3.2 Je vous ai nourris de lait, et non d'un aliment solide ; car vous n'étiez pas capables de le supporter ; et même présentement vous ne le pouvez pas, parce que vous êtes encore charnels.
  C'est-à-dire les premiers éléments de l'Evangile, et non "la sagesse pour les parfaits." (1Corinthiens 2.6, note.)

Et même les doctrines profondes de cette épître, comme 1Corinthiens 2 et 1Corinthiens 15, ne sont présentées à l'Eglise de Corinthe qu'incidemment, et dans le but de réfuter les erreurs opposées.

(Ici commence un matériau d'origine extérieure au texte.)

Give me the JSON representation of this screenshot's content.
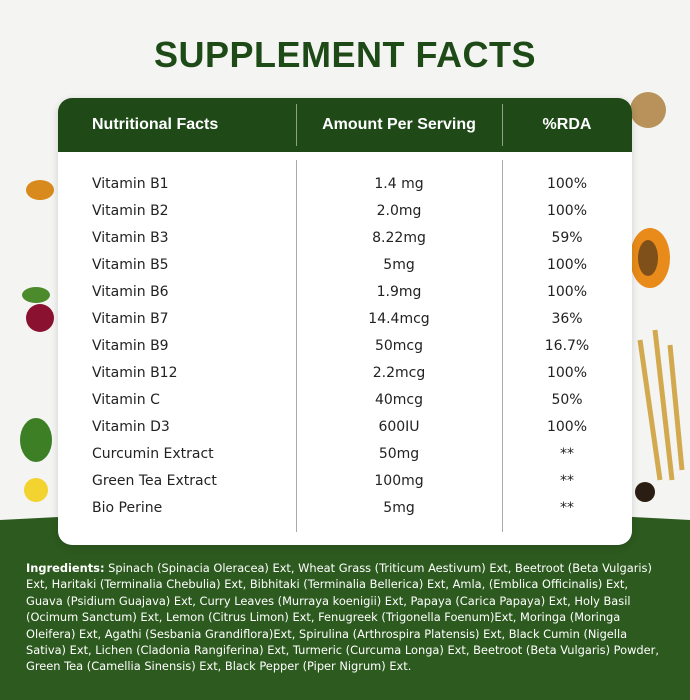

3.3 Car puisqu'il y a parmi vous de l'envie et des querelles, n'êtes-vous pas charnels, et ne marchez-vous pas à la manière des hommes ?
  Grec : "Ne marchez-vous pas selon l'homme ?"

Cette dernière expression complète et explique le mot charnel ; d'où il faut conclure, puisque l'apôtre emploie ici indifféremment ces deux termes l'un pour l'autre, que le mot charnel ne doit point uniquement s'appliquer à de grossières passions, mais s'étendre à la nature humaine tout entière. "Ce qui est né de la chair est chair." C'est pourquoi l'Evangile demande que nous naissions de l'Esprit, que nous devenions de nouvelles créatures. (Comparer 1Corinthiens 2.14, note.)

- L'apôtre revient ici à ces partis de l'église de Corinthe, dans lesquels il montre à ses lecteurs la preuve du sévère jugement qu'il prononce sur eux.

- Entre les mots envie et querelles, on trouve encore, dans le texte reçu, des dissensions, ce qui n'est pas authentique.

3.4 car quand l'un dit : Moi, je suis de Paul ; et l'autre : Moi, je suis d'Apollos, n'êtes-vous pas des hommes ?
  (Comparer 1Corinthiens 1.12, note.)

Le texte reçu porte ici, comme au verset 3 "n'êtes-vous pas charnels ?" Nous rétablissons la variante beaucoup plus autorisée : n'êtes-vous pas des hommes ? expression qui correspond à celle de verset 3 "marcher selon l'homme."

Les Corinthiens auraient dû être plus que des hommes, des chrétiens.

3.7 en sorte que ni celui qui plante, ni celui qui arrose, ne sont quelque chose, mais Dieu qui donne l'accroissement.
  Paul avait fondé l'Eglise de Corinthe, qu'Apollos avait ensuite contribué à faire avancer dans la vie chrétienne ; mais comme, dans la nature, toute vie et toute croissance viennent de Dieu, sans lequel l'homme planterait et arroserait en vain, de même, dans le règne de la grâce, l'œuvre de l'homme disparaît en présence de l'œuvre de Dieu.

- On remarquera que la traduction de verset 5 diffère du texte reçu et de nos versions ordinaires ; la vraie leçon y est rétablie.

3.9 car nous sommes coopérateurs de Dieu ; vous êtes le champ de Dieu, l'édifice de Dieu.
  La construction grecque de ce verset verset 9 rend beaucoup mieux l'idée que Dieu est tout, et l'homme rien qu'un instrument : "car c'est de Dieu que nous sommes coopérateurs, de Dieu que vous êtes le champ, de Dieu l'édifice."

Par ce dernier mot, l'apôtre abandonnant sa première image, prise de la culture des plantes, passe à une seconde, empruntée de l'architecture, qu'il développe en détail dans les versets suivants.